Diffusion Multi-Monde

Le puissant documentaire Callshop Istanbul nous plonge dans l’intimité – et l’agonisante incertitude – de migrants ayant temporairement trouvé refuge en Turquie.

C’est la pire crise migratoire à toucher l’Europe depuis la Seconde Guerre mondiale. Chefs d’État, travailleurs humanitaires et journalistes martèlent la formule sans cesse, dans l’espoir de sensibiliser la communauté internationale à la gravité de la situation. Mais au-delà de la déclaration-choc et de toutes les statistiques qui s’y rattachent, il y a des gens. Des Irakiens, des Syriens, des Ivoiriens, des Béninois, des jeunes et des moins jeunes, des étudiants engagés, des artistes clandestins et des rêveurs de tous les horizons qui vivent dans l’attente.

Adoptant l’approche du cinéma vérité, où les cinéastes interviennent le moins possible dans le quotidien de leurs personnages, les coréalisateurs montréalais Hind Benchekroun et Sami Mermer sont allés à la rencontre de ces voyageurs venus prendre des nouvelles de leurs proches dans un des nombreux «callshops» (centres d’appels) d’Istanbul, ces lieux riches d’émotions et de confidences, toujours bourdonnants d’énergie et d’activité.

«En fait, on a vite compris que ces callshops sont quasiment une deuxième maison pour les gens qui habitent le quartier», précise Sami. «Ils sortent de chez eux, vont faire un tour au callshop soit pour passer un coup de fil à leur famille, soit pour dire bonjour à l’entourage… Pour briser la solitude, finalement.»

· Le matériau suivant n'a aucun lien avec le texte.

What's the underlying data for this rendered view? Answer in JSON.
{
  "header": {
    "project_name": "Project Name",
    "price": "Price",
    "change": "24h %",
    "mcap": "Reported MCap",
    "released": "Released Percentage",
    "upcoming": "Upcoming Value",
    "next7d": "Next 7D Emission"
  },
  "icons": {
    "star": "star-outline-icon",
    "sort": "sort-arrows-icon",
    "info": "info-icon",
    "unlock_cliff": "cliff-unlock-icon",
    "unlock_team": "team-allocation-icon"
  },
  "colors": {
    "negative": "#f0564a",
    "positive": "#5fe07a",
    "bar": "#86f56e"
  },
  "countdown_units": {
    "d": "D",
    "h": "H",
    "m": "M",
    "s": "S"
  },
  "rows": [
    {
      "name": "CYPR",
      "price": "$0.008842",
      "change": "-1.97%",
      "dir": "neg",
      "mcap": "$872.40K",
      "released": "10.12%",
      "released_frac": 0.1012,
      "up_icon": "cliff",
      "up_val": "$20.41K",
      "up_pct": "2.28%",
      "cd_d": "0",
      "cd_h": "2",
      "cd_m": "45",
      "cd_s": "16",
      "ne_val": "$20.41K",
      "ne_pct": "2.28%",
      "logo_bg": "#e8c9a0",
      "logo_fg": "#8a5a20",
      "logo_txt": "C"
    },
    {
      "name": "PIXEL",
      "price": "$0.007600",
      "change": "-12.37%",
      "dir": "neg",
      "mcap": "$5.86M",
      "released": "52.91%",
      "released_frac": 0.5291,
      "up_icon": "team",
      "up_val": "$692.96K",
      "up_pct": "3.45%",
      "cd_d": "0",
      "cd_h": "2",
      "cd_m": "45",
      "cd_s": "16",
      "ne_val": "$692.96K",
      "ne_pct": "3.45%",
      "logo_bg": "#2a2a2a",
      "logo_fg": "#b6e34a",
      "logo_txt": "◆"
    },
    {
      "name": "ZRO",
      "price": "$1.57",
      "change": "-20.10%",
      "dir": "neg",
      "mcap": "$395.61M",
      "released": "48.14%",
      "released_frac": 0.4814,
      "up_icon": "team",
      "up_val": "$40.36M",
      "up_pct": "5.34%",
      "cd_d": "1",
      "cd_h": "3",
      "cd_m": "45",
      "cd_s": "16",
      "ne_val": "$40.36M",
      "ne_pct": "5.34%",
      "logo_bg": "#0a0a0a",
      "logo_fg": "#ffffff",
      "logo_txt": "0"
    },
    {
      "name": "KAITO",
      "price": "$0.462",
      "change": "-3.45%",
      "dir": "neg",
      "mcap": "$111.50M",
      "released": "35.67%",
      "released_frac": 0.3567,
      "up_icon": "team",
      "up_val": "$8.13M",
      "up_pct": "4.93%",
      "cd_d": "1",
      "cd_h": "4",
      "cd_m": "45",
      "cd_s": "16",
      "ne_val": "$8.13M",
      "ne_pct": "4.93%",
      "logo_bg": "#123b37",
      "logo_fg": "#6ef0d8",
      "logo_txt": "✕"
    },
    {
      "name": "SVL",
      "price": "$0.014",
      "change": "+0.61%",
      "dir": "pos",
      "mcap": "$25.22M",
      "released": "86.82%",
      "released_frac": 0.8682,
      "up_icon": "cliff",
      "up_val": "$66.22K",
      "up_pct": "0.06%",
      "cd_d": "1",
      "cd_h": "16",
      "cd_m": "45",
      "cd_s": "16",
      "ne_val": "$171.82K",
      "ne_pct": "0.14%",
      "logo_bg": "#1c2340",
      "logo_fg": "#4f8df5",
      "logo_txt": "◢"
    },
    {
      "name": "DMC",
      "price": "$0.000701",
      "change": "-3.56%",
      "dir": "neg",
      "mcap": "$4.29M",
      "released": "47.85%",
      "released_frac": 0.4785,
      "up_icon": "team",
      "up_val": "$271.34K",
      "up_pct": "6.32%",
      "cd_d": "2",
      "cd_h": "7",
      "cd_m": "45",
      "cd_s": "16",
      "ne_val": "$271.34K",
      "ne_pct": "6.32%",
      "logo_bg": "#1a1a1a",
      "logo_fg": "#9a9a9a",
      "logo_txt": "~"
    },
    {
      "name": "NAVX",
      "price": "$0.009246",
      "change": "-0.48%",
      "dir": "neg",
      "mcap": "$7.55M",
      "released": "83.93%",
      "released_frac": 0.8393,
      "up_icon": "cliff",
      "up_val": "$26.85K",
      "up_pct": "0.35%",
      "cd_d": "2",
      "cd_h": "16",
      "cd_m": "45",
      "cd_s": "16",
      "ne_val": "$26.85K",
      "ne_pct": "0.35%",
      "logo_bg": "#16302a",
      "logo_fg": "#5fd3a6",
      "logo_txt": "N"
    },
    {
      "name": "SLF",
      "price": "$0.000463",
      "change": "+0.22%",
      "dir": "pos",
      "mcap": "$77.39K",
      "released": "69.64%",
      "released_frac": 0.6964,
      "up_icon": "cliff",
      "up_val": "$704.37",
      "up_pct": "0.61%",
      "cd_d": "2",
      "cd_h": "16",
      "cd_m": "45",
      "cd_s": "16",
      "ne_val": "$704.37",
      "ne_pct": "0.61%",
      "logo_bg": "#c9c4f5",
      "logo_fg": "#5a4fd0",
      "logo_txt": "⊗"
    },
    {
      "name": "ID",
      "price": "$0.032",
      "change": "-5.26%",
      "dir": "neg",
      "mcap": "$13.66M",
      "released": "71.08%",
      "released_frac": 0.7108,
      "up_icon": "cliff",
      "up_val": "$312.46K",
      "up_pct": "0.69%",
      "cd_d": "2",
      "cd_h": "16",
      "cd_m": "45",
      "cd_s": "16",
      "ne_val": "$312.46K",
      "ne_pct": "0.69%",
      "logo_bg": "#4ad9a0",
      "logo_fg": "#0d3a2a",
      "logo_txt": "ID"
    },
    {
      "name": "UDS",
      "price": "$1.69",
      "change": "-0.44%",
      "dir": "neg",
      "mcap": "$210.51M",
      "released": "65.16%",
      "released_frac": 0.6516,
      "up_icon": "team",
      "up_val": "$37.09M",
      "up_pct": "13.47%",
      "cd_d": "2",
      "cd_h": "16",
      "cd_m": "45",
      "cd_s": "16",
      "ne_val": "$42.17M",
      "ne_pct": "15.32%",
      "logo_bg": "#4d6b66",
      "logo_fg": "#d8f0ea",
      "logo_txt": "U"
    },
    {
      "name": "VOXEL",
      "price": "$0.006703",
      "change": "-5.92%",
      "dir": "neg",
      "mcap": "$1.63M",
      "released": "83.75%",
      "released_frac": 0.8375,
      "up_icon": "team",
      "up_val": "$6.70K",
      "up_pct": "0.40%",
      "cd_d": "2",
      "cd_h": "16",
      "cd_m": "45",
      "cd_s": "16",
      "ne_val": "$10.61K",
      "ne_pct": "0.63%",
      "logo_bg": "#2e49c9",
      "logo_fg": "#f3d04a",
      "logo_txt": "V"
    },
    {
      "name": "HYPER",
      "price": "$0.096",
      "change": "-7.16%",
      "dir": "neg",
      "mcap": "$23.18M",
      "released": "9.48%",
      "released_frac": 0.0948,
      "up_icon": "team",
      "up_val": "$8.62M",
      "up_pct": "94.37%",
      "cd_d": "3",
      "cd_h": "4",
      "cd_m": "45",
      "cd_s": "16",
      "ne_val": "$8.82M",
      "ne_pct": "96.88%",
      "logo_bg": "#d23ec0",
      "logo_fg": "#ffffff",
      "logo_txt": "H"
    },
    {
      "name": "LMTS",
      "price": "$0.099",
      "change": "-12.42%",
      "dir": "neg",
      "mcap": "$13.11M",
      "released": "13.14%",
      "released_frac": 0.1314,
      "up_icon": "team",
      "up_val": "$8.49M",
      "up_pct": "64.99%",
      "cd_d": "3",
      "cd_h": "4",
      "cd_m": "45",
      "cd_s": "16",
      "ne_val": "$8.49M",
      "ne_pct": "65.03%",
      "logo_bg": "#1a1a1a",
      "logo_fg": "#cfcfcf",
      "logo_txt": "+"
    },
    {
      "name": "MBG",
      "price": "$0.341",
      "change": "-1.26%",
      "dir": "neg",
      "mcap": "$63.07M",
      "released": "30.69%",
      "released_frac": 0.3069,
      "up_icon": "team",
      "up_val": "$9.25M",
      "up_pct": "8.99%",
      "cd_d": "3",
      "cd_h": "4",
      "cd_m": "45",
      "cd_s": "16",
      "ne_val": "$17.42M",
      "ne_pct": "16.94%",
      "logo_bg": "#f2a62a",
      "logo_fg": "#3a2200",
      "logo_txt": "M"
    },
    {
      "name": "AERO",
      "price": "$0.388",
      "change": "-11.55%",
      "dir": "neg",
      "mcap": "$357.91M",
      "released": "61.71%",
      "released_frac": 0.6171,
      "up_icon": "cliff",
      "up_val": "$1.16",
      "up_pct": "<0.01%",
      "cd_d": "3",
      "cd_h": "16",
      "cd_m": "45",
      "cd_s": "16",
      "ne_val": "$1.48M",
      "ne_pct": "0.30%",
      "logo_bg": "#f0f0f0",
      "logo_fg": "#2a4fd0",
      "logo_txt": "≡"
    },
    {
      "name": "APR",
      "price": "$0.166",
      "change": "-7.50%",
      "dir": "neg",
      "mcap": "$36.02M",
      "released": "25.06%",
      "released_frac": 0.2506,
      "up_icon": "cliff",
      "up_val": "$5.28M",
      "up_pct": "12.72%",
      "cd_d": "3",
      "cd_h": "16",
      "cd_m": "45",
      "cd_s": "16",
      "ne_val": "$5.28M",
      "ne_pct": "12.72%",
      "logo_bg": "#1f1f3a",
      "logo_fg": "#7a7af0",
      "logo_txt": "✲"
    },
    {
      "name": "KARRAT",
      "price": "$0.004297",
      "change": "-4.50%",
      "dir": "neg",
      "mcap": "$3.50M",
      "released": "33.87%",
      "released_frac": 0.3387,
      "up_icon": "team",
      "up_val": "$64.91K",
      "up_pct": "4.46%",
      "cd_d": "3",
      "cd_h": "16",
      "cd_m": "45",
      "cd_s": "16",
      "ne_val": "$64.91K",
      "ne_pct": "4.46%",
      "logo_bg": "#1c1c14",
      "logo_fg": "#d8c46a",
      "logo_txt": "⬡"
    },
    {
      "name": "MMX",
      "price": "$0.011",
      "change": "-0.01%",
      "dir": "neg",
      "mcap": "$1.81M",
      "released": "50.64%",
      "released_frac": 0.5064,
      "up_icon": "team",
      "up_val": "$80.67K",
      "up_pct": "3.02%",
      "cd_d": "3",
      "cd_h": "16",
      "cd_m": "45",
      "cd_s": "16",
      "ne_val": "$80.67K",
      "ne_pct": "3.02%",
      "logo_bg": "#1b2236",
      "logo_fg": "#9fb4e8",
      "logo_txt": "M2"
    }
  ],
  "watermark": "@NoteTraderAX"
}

La première chose qui a frappé Sami, qui habitait la Turquie avant d’arriver au Canada, à propos de cette communauté de sans-papiers ayant trouvé refuge dans les centres d’appels d’Istanbul, c’est leur solitude, la mélancolie dont ils sont empreints parce qu’ils sont loin de chez eux. «C’est quelque chose qui nous touche toujours, en tant qu’étrangers d’origine vivant au Québec», affirme-t-il, soulignant au passage que sa compagne et complice créative, Hind, est originaire du Maroc. «Les réfugiés qui veulent aller en Europe ou en Amérique passent par la Turquie, car on n’y demande pas de visa. C’est beaucoup plus facile pour eux d’arriver d’abord à Istanbul. Ensuite, la frontière grecque n’est pas loin. Tout un système s’est installé à cause de ça : les passeurs, la mafia, les réseaux, même les callshops ont été créés à cause de ces étrangers qui transitent par Istanbul.»

 

Art Callshop Hind & Sami crédit pixelleX«Hind et moi venons de deux pays différents, et aujourd’hui, personnellement, je ne sais pas à quoi ça correspond, cette idée d’un “chez-moi”. Je peux dire que le Québec, c’est chez moi. La Turquie l’a déjà été et pourrait le redevenir, et le Maroc l’est aussi. Chez nous, c’est là où on se sent bien dans le moment présent. Mais ça peut toujours changer.» –Sami Mermer

Un véritable exploit
La réalisation de Callshop Istanbul, présenté aux Rencontres internationales du documentaire de Montréal en novembre, ainsi qu’au festival Hot Docs le mois dernier, relève de l’exploit, considérant l’emplacement même du centre d’appels – un quartier chaud d’Istanbul, où les gens entretiennent une grande méfiance à l’égard des appareils photo. «Que je sois d’origine kurde nous a beaucoup aidés à pénétrer dans cet univers, car les callshops sont surtout tenus par des Kurdes, qui sont les gens plus pauvres du pays, dans les quartiers pauvres, et qui accueillent d’autres gens encore plus pauvres qu’eux», résume Sami. «Les personnages qu’on a choisis, c’était ceux qui voulaient vraiment parler», précise-t-il à propos des voyageurs s’exprimant en arabe, en français, en kurde, en wolof et en anglais devant leur caméra.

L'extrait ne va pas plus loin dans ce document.